The idea is to facilitate safe free travel during the COVID-19 pandemic. Some of the information expected to be found on the proposed Digital Green Certificate include whether travelers have been vaccinated, whether they have COVID immunity already, or whether they’ve had a recent PCR test amongst.
The proposition comes at a time when the EU vaccination scheme is being heavily criticized for slow roll-outs, export controls, and supply problems.
EU opens a proposal to recognize the certificates issued by third countries provided that they reflect the same level of information and trustworthiness as their own.
This is perfectly doable because many of the countries use EMA-approved vaccines.
Once the EU moves into this recognition of certificates issued by third countries, inevitably they would have to revisit also the question of its guidance for non-essential travel from third countries.
Content of the “Digital Green Certificate”
According to Art. 2 No. 2 of the “Digital Green Certificate” Regulation (DGC-E), the “Digital Green Certificate” is an interoperable attestation of the holder’s vaccination, testing, or recovery status in connection with COVID-19. Each EU member state can decide for itself whether to issue the certificate in paper and/or digital form.

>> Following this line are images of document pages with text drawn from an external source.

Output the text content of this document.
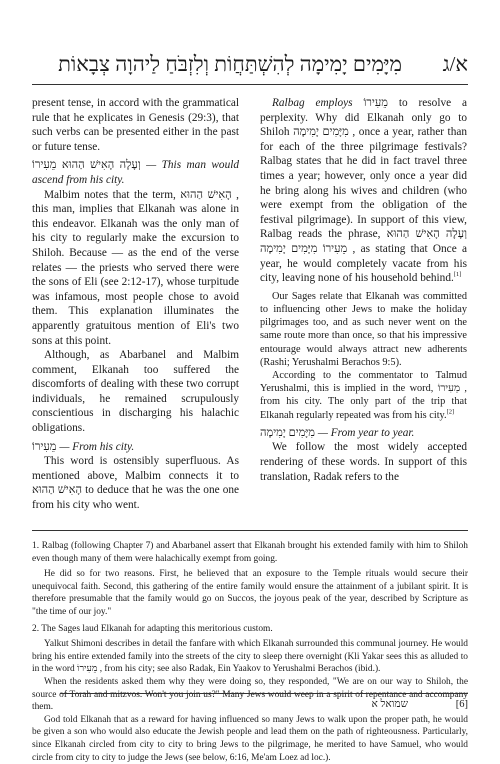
מִיָּמִים יָמִימָה לְהִשְׁתַּחֲוֹת וְלִזְבֹּחַ לַיהוָה צְבָאוֹת	א/ג

present tense, in accord with the grammatical rule that he explicates in Genesis (29:3), that such verbs can be presented either in the past or future tense.

וְעָלָה הָאִישׁ הַהוּא מֵעִירוֹ — This man would ascend from his city.

Malbim notes that the term, הָאִישׁ הַהוּא , this man, implies that Elkanah was alone in this endeavor. Elkanah was the only man of his city to regularly make the excursion to Shiloh. Because — as the end of the verse relates — the priests who served there were the sons of Eli (see 2:12-17), whose turpitude was infamous, most people chose to avoid them. This explanation illuminates the apparently gratuitous mention of Eli's two sons at this point.

Although, as Abarbanel and Malbim comment, Elkanah too suffered the discomforts of dealing with these two corrupt individuals, he remained scrupulously conscientious in discharging his halachic obligations.

מֵעִירוֹ — From his city.

This word is ostensibly superfluous. As mentioned above, Malbim connects it to הָאִישׁ הַהוּא to deduce that he was the one one from his city who went.

Ralbag employs מֵעִירוֹ to resolve a perplexity. Why did Elkanah only go to Shiloh מִיָּמִים יָמִימָה , once a year, rather than for each of the three pilgrimage festivals? Ralbag states that he did in fact travel three times a year; however, only once a year did he bring along his wives and children (who were exempt from the obligation of the festival pilgrimage). In support of this view, Ralbag reads the phrase, וְעָלָה הָאִישׁ הַהוּא מֵעִירוֹ מִיָּמִים יָמִימָה , as stating that Once a year, he would completely vacate from his city, leaving none of his household behind.[1]

Our Sages relate that Elkanah was committed to influencing other Jews to make the holiday pilgrimages too, and as such never went on the same route more than once, so that his impressive entourage would always attract new adherents (Rashi; Yerushalmi Berachos 9:5).

According to the commentator to Talmud Yerushalmi, this is implied in the word, מֵעִירוֹ , from his city. The only part of the trip that Elkanah regularly repeated was from his city.[2]

מִיָּמִים יָמִימָה — From year to year.

We follow the most widely accepted rendering of these words. In support of this translation, Radak refers to the

1. Ralbag (following Chapter 7) and Abarbanel assert that Elkanah brought his extended family with him to Shiloh even though many of them were halachically exempt from going.

He did so for two reasons. First, he believed that an exposure to the Temple rituals would secure their unequivocal faith. Second, this gathering of the entire family would ensure the attainment of a jubilant spirit. It is therefore presumable that the family would go on Succos, the joyous peak of the year, described by Scripture as "the time of our joy."

2. The Sages laud Elkanah for adapting this meritorious custom.

Yalkut Shimoni describes in detail the fanfare with which Elkanah surrounded this communal journey. He would bring his entire extended family into the streets of the city to sleep there overnight (Kli Yakar sees this as alluded to in the word מֵעִירוֹ , from his city; see also Radak, Ein Yaakov to Yerushalmi Berachos (ibid.).

When the residents asked them why they were doing so, they responded, "We are on our way to Shiloh, the source of Torah and mitzvos. Won't you join us?" Many Jews would weep in a spirit of repentance and accompany them.

God told Elkanah that as a reward for having influenced so many Jews to walk upon the proper path, he would be given a son who would also educate the Jewish people and lead them on the path of righteousness. Particularly, since Elkanah circled from city to city to bring Jews to the pilgrimage, he merited to have Samuel, who would circle from city to city to judge the Jews (see below, 6:16, Me'am Loez ad loc.).

שמואל א	[6]
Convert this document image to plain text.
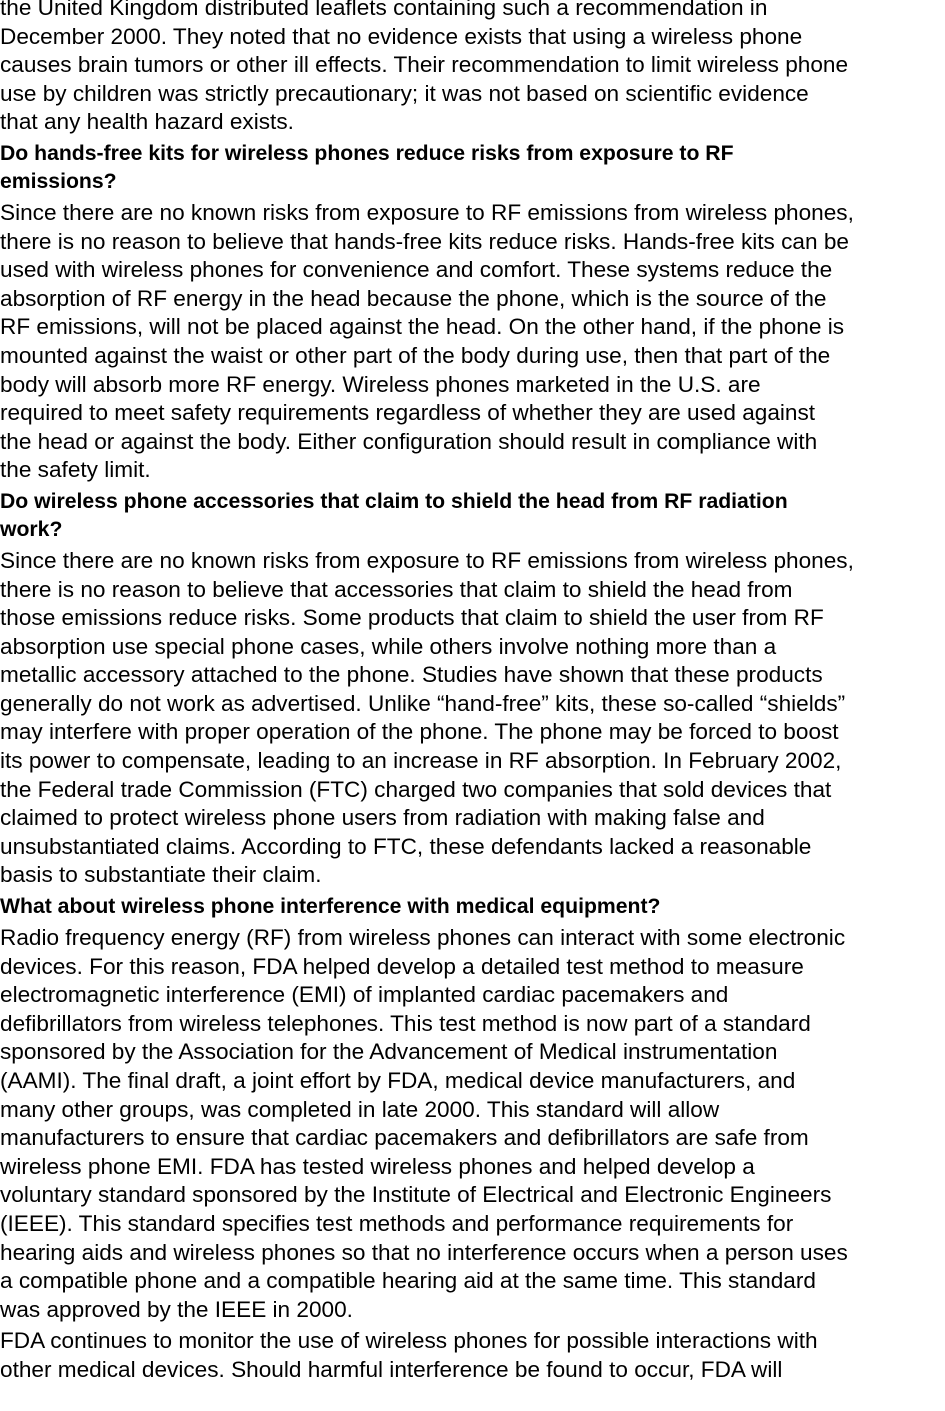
the United Kingdom distributed leaflets containing such a recommendation in
December 2000. They noted that no evidence exists that using a wireless phone
causes brain tumors or other ill effects. Their recommendation to limit wireless phone
use by children was strictly precautionary; it was not based on scientific evidence
that any health hazard exists.
Do hands-free kits for wireless phones reduce risks from exposure to RF
emissions?
Since there are no known risks from exposure to RF emissions from wireless phones,
there is no reason to believe that hands-free kits reduce risks. Hands-free kits can be
used with wireless phones for convenience and comfort. These systems reduce the
absorption of RF energy in the head because the phone, which is the source of the
RF emissions, will not be placed against the head. On the other hand, if the phone is
mounted against the waist or other part of the body during use, then that part of the
body will absorb more RF energy. Wireless phones marketed in the U.S. are
required to meet safety requirements regardless of whether they are used against
the head or against the body. Either configuration should result in compliance with
the safety limit.
Do wireless phone accessories that claim to shield the head from RF radiation
work?
Since there are no known risks from exposure to RF emissions from wireless phones,
there is no reason to believe that accessories that claim to shield the head from
those emissions reduce risks. Some products that claim to shield the user from RF
absorption use special phone cases, while others involve nothing more than a
metallic accessory attached to the phone. Studies have shown that these products
generally do not work as advertised. Unlike “hand-free” kits, these so-called “shields”
may interfere with proper operation of the phone. The phone may be forced to boost
its power to compensate, leading to an increase in RF absorption. In February 2002,
the Federal trade Commission (FTC) charged two companies that sold devices that
claimed to protect wireless phone users from radiation with making false and
unsubstantiated claims. According to FTC, these defendants lacked a reasonable
basis to substantiate their claim.
What about wireless phone interference with medical equipment?
Radio frequency energy (RF) from wireless phones can interact with some electronic
devices. For this reason, FDA helped develop a detailed test method to measure
electromagnetic interference (EMI) of implanted cardiac pacemakers and
defibrillators from wireless telephones. This test method is now part of a standard
sponsored by the Association for the Advancement of Medical instrumentation
(AAMI). The final draft, a joint effort by FDA, medical device manufacturers, and
many other groups, was completed in late 2000. This standard will allow
manufacturers to ensure that cardiac pacemakers and defibrillators are safe from
wireless phone EMI. FDA has tested wireless phones and helped develop a
voluntary standard sponsored by the Institute of Electrical and Electronic Engineers
(IEEE). This standard specifies test methods and performance requirements for
hearing aids and wireless phones so that no interference occurs when a person uses
a compatible phone and a compatible hearing aid at the same time. This standard
was approved by the IEEE in 2000.
FDA continues to monitor the use of wireless phones for possible interactions with
other medical devices. Should harmful interference be found to occur, FDA will
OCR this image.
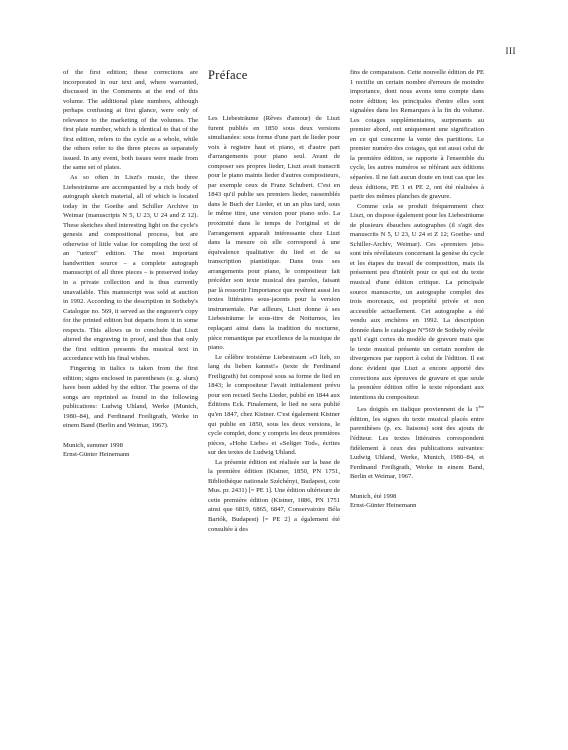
III

of the first edition; these corrections are incorporated in our text and, where warranted, discussed in the Comments at the end of this volume. The additional plate numbers, although perhaps confusing at first glance, were only of relevance to the marketing of the volumes. The first plate number, which is identical to that of the first edition, refers to the cycle as a whole, while the others refer to the three pieces as separately issued. In any event, both issues were made from the same set of plates.

As so often in Liszt's music, the three Liebesträume are accompanied by a rich body of autograph sketch material, all of which is located today in the Goethe and Schiller Archive in Weimar (manuscripts N 5, U 23, U 24 and Z 12). These sketches shed interesting light on the cycle's genesis and compositional process, but are otherwise of little value for compiling the text of an "urtext" edition. The most important handwritten source – a complete autograph manuscript of all three pieces – is preserved today in a private collection and is thus currently unavailable. This manuscript was sold at auction in 1992. According to the description in Sotheby's Catalogue no. 569, it served as the engraver's copy for the printed edition but departs from it in some respects. This allows us to conclude that Liszt altered the engraving in proof, and thus that only the first edition presents the musical text in accordance with his final wishes.

Fingering in italics is taken from the first edition; signs enclosed in parentheses (e. g. slurs) have been added by the editor. The poems of the songs are reprinted as found in the following publications: Ludwig Uhland, Werke (Munich, 1980–84), and Ferdinand Freiligrath, Werke in einem Band (Berlin and Weimar, 1967).

Munich, summer 1998

Ernst-Günter Heinemann

Préface

Les Liebesträume (Rêves d'amour) de Liszt furent publiés en 1850 sous deux versions simultanées: sous forme d'une part de lieder pour voix à registre haut et piano, et d'autre part d'arrangements pour piano seul. Avant de composer ses propres lieder, Liszt avait transcrit pour le piano maints lieder d'autres compositeurs, par exemple ceux de Franz Schubert. C'est en 1843 qu'il publie ses premiers lieder, rassemblés dans le Buch der Lieder, et un an plus tard, sous le même titre, une version pour piano solo. La proximité dans le temps de l'original et de l'arrangement apparaît intéressante chez Liszt dans la mesure où elle correspond à une équivalence qualitative du lied et de sa transcription pianistique. Dans tous ses arrangements pour piano, le compositeur fait précéder son texte musical des paroles, faisant par là ressortir l'importance que revêtent aussi les textes littéraires sous-jacents pour la version instrumentale. Par ailleurs, Liszt donne à ses Liebesträume le sous-titre de Notturnos, les replaçant ainsi dans la tradition du nocturne, pièce romantique par excellence de la musique de piano.

Le célèbre troisième Liebestraum «O lieb, so lang du lieben kannst!» (texte de Ferdinand Freiligrath) fut composé sous sa forme de lied en 1843; le compositeur l'avait initialement prévu pour son recueil Sechs Lieder, publié en 1844 aux Éditions Eck. Finalement, le lied ne sera publié qu'en 1847, chez Kistner. C'est également Kistner qui publie en 1850, sous les deux versions, le cycle complet, donc y compris les deux premières pièces, «Hohe Liebe» et «Seliger Tod», écrites sur des textes de Ludwig Uhland.

La présente édition est réalisée sur la base de la première édition (Kistner, 1850, PN 1751, Bibliothèque nationale Széchényi, Budapest, cote Mus. pr. 2431) [= PE 1]. Une édition ultérieure de cette première édition (Kistner, 1886, PN 1751 ainsi que 6819, 6865, 6847, Conservatoire Béla Bartók, Budapest) [= PE 2] a également été consultée à des

fins de comparaison. Cette nouvelle édition de PE 1 rectifie un certain nombre d'erreurs de moindre importance, dont nous avons tenu compte dans notre édition; les principales d'entre elles sont signalées dans les Remarques à la fin du volume. Les cotages supplémentaires, surprenants au premier abord, ont uniquement une signification en ce qui concerne la vente des partitions. Le premier numéro des cotages, qui est aussi celui de la première édition, se rapporte à l'ensemble du cycle, les autres numéros se référant aux éditions séparées. Il ne fait aucun doute en tout cas que les deux éditions, PE 1 et PE 2, ont été réalisées à partir des mêmes planches de gravure.

Comme cela se produit fréquemment chez Liszt, on dispose également pour les Liebesträume de plusieurs ébauches autographes (il s'agit des manuscrits N 5, U 23, U 24 et Z 12; Goethe- und Schiller-Archiv, Weimar). Ces «premiers jets» sont très révélateurs concernant la genèse du cycle et les étapes du travail de composition, mais ils présentent peu d'intérêt pour ce qui est du texte musical d'une édition critique. La principale source manuscrite, un autographe complet des trois morceaux, est propriété privée et non accessible actuellement. Cet autographe a été vendu aux enchères en 1992. La description donnée dans le catalogue N°569 de Sotheby révèle qu'il s'agit certes du modèle de gravure mais que le texte musical présente un certain nombre de divergences par rapport à celui de l'édition. Il est donc évident que Liszt a encore apporté des corrections aux épreuves de gravure et que seule la première édition offre le texte répondant aux intentions du compositeur.

Les doigtés en italique proviennent de la 1ère édition, les signes du texte musical placés entre parenthèses (p. ex. liaisons) sont des ajouts de l'éditeur. Les textes littéraires correspondent fidèlement à ceux des publications suivantes: Ludwig Uhland, Werke, Munich, 1980–84, et Ferdinand Freiligrath, Werke in einem Band, Berlin et Weimar, 1967.

Munich, été 1998

Ernst-Günter Heinemann
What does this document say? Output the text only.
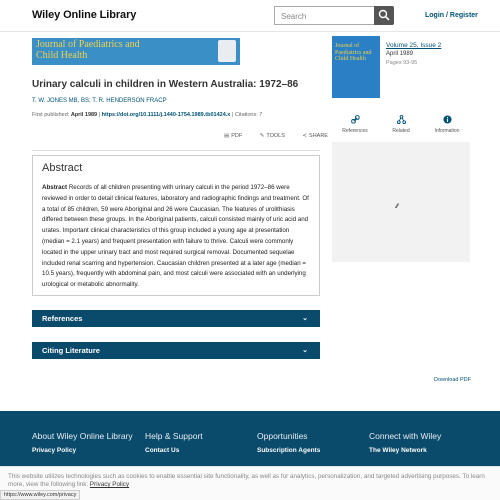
Wiley Online Library	Search	Login / Register
Journal of Paediatrics and
Child Health
Urinary calculi in children in Western Australia: 1972–86
T. W. JONES MB, BS; T. R. HENDERSON FRACP
First published: April 1989 | https://doi.org/10.1111/j.1440-1754.1989.tb01424.x | Citations: 7
▤ PDF	✎ TOOLS	≺ SHARE
Abstract
Abstract Records of all children presenting with urinary calculi in the period 1972–86 were reviewed in order to detail clinical features, laboratory and radiographic findings and treatment. Of a total of 85 children, 59 were Aboriginal and 26 were Caucasian. The features of urolithiasis differed between these groups. In the Aboriginal patients, calculi consisted mainly of uric acid and urates. Important clinical characteristics of this group included a young age at presentation (median = 2.1 years) and frequent presentation with failure to thrive. Calculi were commonly located in the upper urinary tract and most required surgical removal. Documented sequelae included renal scarring and hypertension. Caucasian children presented at a later age (median = 10.5 years), frequently with abdominal pain, and most calculi were associated with an underlying urological or metabolic abnormality.
References	⌄
Citing Literature	⌄
Download PDF
Journal of
Paediatrics and
Child Health
Volume 25, Issue 2
April 1989
Pages 93-95
References	Related	Information
⁄⁄⁄⁄
About Wiley Online Library
Privacy Policy
Help & Support
Contact Us
Opportunities
Subscription Agents
Connect with Wiley
The Wiley Network
This website utilizes technologies such as cookies to enable essential site functionality, as well as for analytics, personalization, and targeted advertising purposes. To learn more, view the following link: Privacy Policy
https://www.wiley.com/privacy
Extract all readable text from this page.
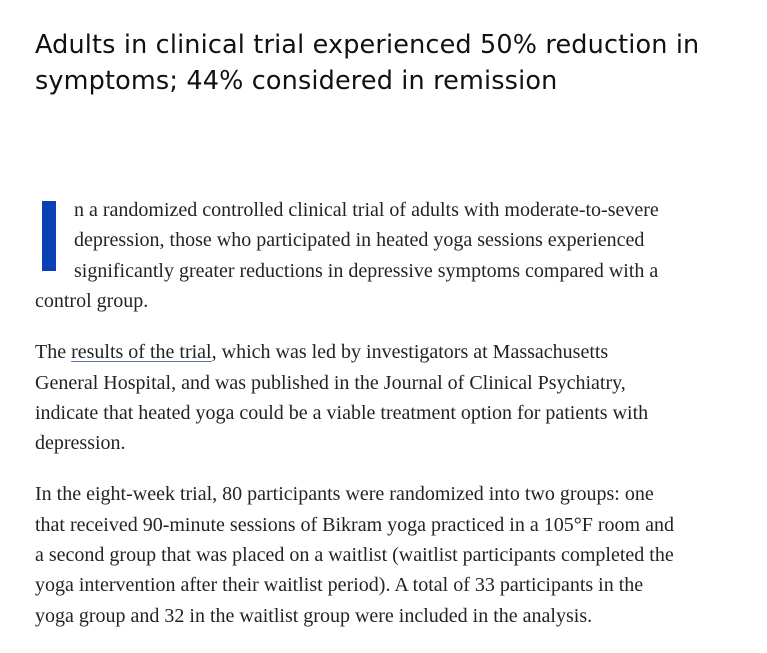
Adults in clinical trial experienced 50% reduction in symptoms; 44% considered in remission

n a randomized controlled clinical trial of adults with moderate-to-severe depression, those who participated in heated yoga sessions experienced significantly greater reductions in depressive symptoms compared with a control group.

The results of the trial, which was led by investigators at Massachusetts General Hospital, and was published in the Journal of Clinical Psychiatry, indicate that heated yoga could be a viable treatment option for patients with depression.

In the eight-week trial, 80 participants were randomized into two groups: one that received 90-minute sessions of Bikram yoga practiced in a 105°F room and a second group that was placed on a waitlist (waitlist participants completed the yoga intervention after their waitlist period). A total of 33 participants in the yoga group and 32 in the waitlist group were included in the analysis.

However, the certificate must always be accompanied by a machine-readable 2D code that can be used to verify the authenticity, integrity and validity of the certificate. In terms of content, the “Digital Green Certificate” is intended to enable the issuance and cross-border verification and recognition of various individual certificates in accordance with Art. 3 Par. 1 DGC-E:
- a certificate attesting that the holder has received COVID-19 vaccination in the member state issuing the certificate (“vaccination certificate”)
- A certificate listing the result and date of a qualified NAAT test or CO-VID-19 rapid antigen test performed by the holder (“Test Certificate”).
- A certificate indicating that the holder has recovered from SARS-CoV-2 infection following a qualifying positive NAAT test or positive rapid antigen test (“Recovery Certificate”).
The specific personal data to be stored is defined conclusively in the regulation for each type of certificate. All certificates contain the name and date of birth of the holder and are provided with a unique identifier.
Vaccination and testing certificates also contain information about the vaccine used or the type, time, place and result of a test. Recovery certificates, on the other hand, show the date of the first positive test result.